If it isn't in, they can, as they say, get it on order. So how to test whether the place works in a manner that would be fair to the council? I was pondering this when the shelves spoke to me. Rather, the photographic embellishments following the refurbishments gave me the answer. At the end of the shelves are some inspiring photographs of readers. The yellow non fiction shelves have a dread-locked woman reading Oscar Wilde's Happy Prince. The Blue Reference shelves have two men (who are dressed like the council bin-men who are alleged to have helped pulp all those books), one apparently engrossed in a book about football, and the other smiling to himself at the thought of being immortalised locally holding a copy of Victor Hugo's Les Miserables. The orange fiction shelves, for a reason known only to the designer, has a middle aged white lady reading a book entitled 'Fifty Great Curries of India' by Camelia Panjabi.

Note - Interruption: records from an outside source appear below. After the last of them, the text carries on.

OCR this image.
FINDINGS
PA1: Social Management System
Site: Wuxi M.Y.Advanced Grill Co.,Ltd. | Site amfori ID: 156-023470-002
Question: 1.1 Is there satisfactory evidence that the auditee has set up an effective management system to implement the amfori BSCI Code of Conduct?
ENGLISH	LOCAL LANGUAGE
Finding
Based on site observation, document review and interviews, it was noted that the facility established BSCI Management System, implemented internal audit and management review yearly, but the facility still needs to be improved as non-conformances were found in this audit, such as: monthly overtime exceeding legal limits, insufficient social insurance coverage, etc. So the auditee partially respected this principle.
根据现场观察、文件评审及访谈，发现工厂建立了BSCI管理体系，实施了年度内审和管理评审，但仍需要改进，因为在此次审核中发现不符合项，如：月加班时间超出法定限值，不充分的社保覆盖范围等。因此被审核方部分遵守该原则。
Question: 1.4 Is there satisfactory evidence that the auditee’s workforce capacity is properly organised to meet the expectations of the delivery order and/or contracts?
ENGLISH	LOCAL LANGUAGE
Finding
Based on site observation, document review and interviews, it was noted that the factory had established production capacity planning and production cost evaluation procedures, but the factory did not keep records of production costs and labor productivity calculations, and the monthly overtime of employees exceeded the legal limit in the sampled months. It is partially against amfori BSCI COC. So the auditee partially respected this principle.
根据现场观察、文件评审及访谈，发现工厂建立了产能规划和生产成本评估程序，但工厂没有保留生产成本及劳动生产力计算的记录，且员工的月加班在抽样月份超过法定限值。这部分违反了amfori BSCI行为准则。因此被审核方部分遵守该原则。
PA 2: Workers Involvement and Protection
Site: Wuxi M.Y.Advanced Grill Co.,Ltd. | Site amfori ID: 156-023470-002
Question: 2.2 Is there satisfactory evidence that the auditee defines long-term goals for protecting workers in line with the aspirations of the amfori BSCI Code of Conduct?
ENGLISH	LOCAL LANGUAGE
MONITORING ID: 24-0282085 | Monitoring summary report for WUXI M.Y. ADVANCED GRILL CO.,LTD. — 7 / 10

I wouldn't ask if the library had enough books. A library can never have enough books. I would ask if it had these books. If I asked for them, how could the library staff help me out? I chose my moment, a moment when I thought I could take up a little of the kind looking lady's time without inconveniencing any other users. The first book I asked for, feigning ignorance, was the 'The Little Prince', by Oscar Wilde. (I had checked the shelves, and the only Wilde in the whole library was the Wordsworth edition (the very cheap one stocked at Books Ink) of Three Plays. The librarian was very kind, letting me know she thought the Little Prince was possibly by someone else. Maybe I wanted 'The Happy Prince'? I warmed to her immediately, though we were both disappointed to learn that the computer said the book was still on the shelf. It was just my eyes that told me it wasn't. The next book was the Victor Hugo. We presumed it would have to be in English, as there is no stock of French books in the library. This was out on loan, due back in April. Someone local is still reading improving classics it seems, no matter they are ones ruined for me by Lloyd-Weber. The last throw of the dice was 'Fifty Great Curries of India'. I asked for 'Curries of India'. The computer corrected me. And then said I couldn't have it. It is kept in Leyton, and is out on loan.

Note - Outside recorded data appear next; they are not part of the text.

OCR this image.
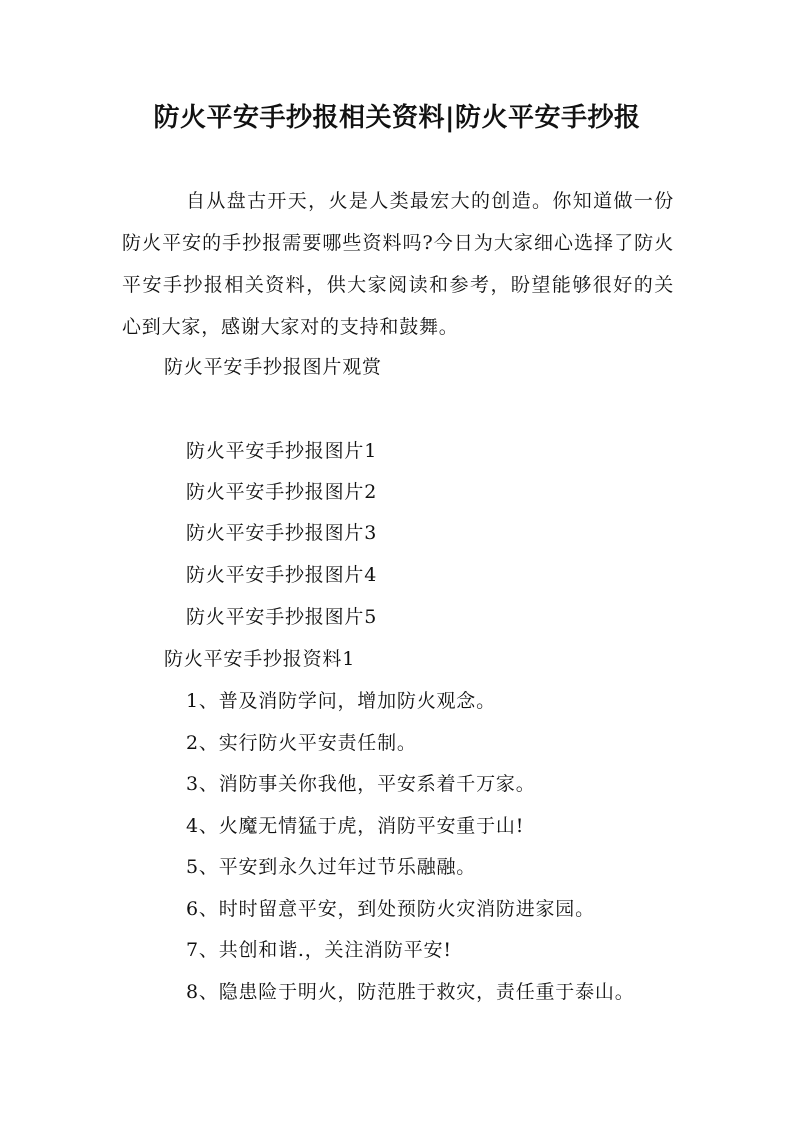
防火平安手抄报相关资料|防火平安手抄报

自从盘古开天，火是人类最宏大的创造。你知道做一份防火平安的手抄报需要哪些资料吗?今日为大家细心选择了防火平安手抄报相关资料，供大家阅读和参考，盼望能够很好的关心到大家，感谢大家对的支持和鼓舞。

防火平安手抄报图片观赏

防火平安手抄报图片1

防火平安手抄报图片2

防火平安手抄报图片3

防火平安手抄报图片4

防火平安手抄报图片5

防火平安手抄报资料1

1、普及消防学问，增加防火观念。

2、实行防火平安责任制。

3、消防事关你我他，平安系着千万家。

4、火魔无情猛于虎，消防平安重于山!

5、平安到永久过年过节乐融融。

6、时时留意平安，到处预防火灾消防进家园。

7、共创和谐.，关注消防平安!

8、隐患险于明火，防范胜于救灾，责任重于泰山。
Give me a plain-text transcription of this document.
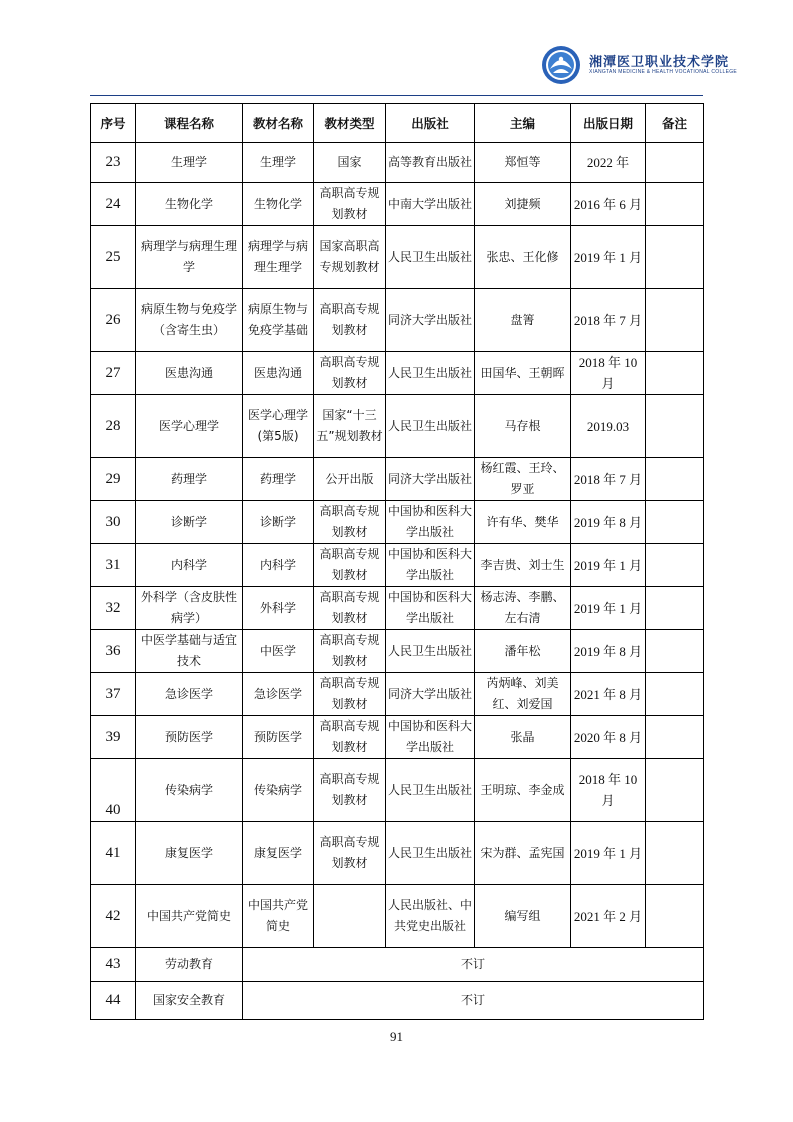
湘潭医卫职业技术学院
XIANGTAN MEDICINE & HEALTH VOCATIONAL COLLEGE
序号	课程名称	教材名称	教材类型	出版社	主编	出版日期	备注
23	生理学	生理学	国家	高等教育出版社	郑恒等	2022 年	
24	生物化学	生物化学	高职高专规划教材	中南大学出版社	刘捷频	2016 年 6 月	
25	病理学与病理生理学	病理学与病理生理学	国家高职高专规划教材	人民卫生出版社	张忠、王化修	2019 年 1 月	
26	病原生物与免疫学（含寄生虫）	病原生物与免疫学基础	高职高专规划教材	同济大学出版社	盘箐	2018 年 7 月	
27	医患沟通	医患沟通	高职高专规划教材	人民卫生出版社	田国华、王朝晖	2018 年 10 月	
28	医学心理学	医学心理学(第5版)	国家“十三五”规划教材	人民卫生出版社	马存根	2019.03	
29	药理学	药理学	公开出版	同济大学出版社	杨红霞、王玲、罗亚	2018 年 7 月	
30	诊断学	诊断学	高职高专规划教材	中国协和医科大学出版社	许有华、樊华	2019 年 8 月	
31	内科学	内科学	高职高专规划教材	中国协和医科大学出版社	李吉贵、刘士生	2019 年 1 月	
32	外科学（含皮肤性病学）	外科学	高职高专规划教材	中国协和医科大学出版社	杨志涛、李鹏、左右清	2019 年 1 月	
36	中医学基础与适宜技术	中医学	高职高专规划教材	人民卫生出版社	潘年松	2019 年 8 月	
37	急诊医学	急诊医学	高职高专规划教材	同济大学出版社	芮炳峰、刘美红、刘爱国	2021 年 8 月	
39	预防医学	预防医学	高职高专规划教材	中国协和医科大学出版社	张晶	2020 年 8 月	
40	传染病学	传染病学	高职高专规划教材	人民卫生出版社	王明琼、李金成	2018 年 10 月	
41	康复医学	康复医学	高职高专规划教材	人民卫生出版社	宋为群、孟宪国	2019 年 1 月	
42	中国共产党简史	中国共产党简史		人民出版社、中共党史出版社	编写组	2021 年 2 月	
43	劳动教育	不订					
44	国家安全教育	不订					
91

One further thought on the Library. At the head of the page of the European Commission’s official website, the Walthamtsow Library is listed as a source to contact for advice on Governance. I am inclined to ask whether a Waltham Forest library service that can lose or destroy some 60% of its stock in a two year period and close down a whole library at St James Street without proper public consultation or consent, would really be the best place to go for such advice?

In summary, of three books inadvertently recommended by the library's designer, none were to be had. One had gone astray, but two are performing their legitimate functions as library books. From the library's point of view, two out of three may not be bad. But as a quest for specific knowledge (had it been a real one), it would have left me very disappointed. The building was great. I could see it was being used to full capacity and some of the staff were doing their best in the circumstances. I'll just have to go down to Oxfam to get something to read.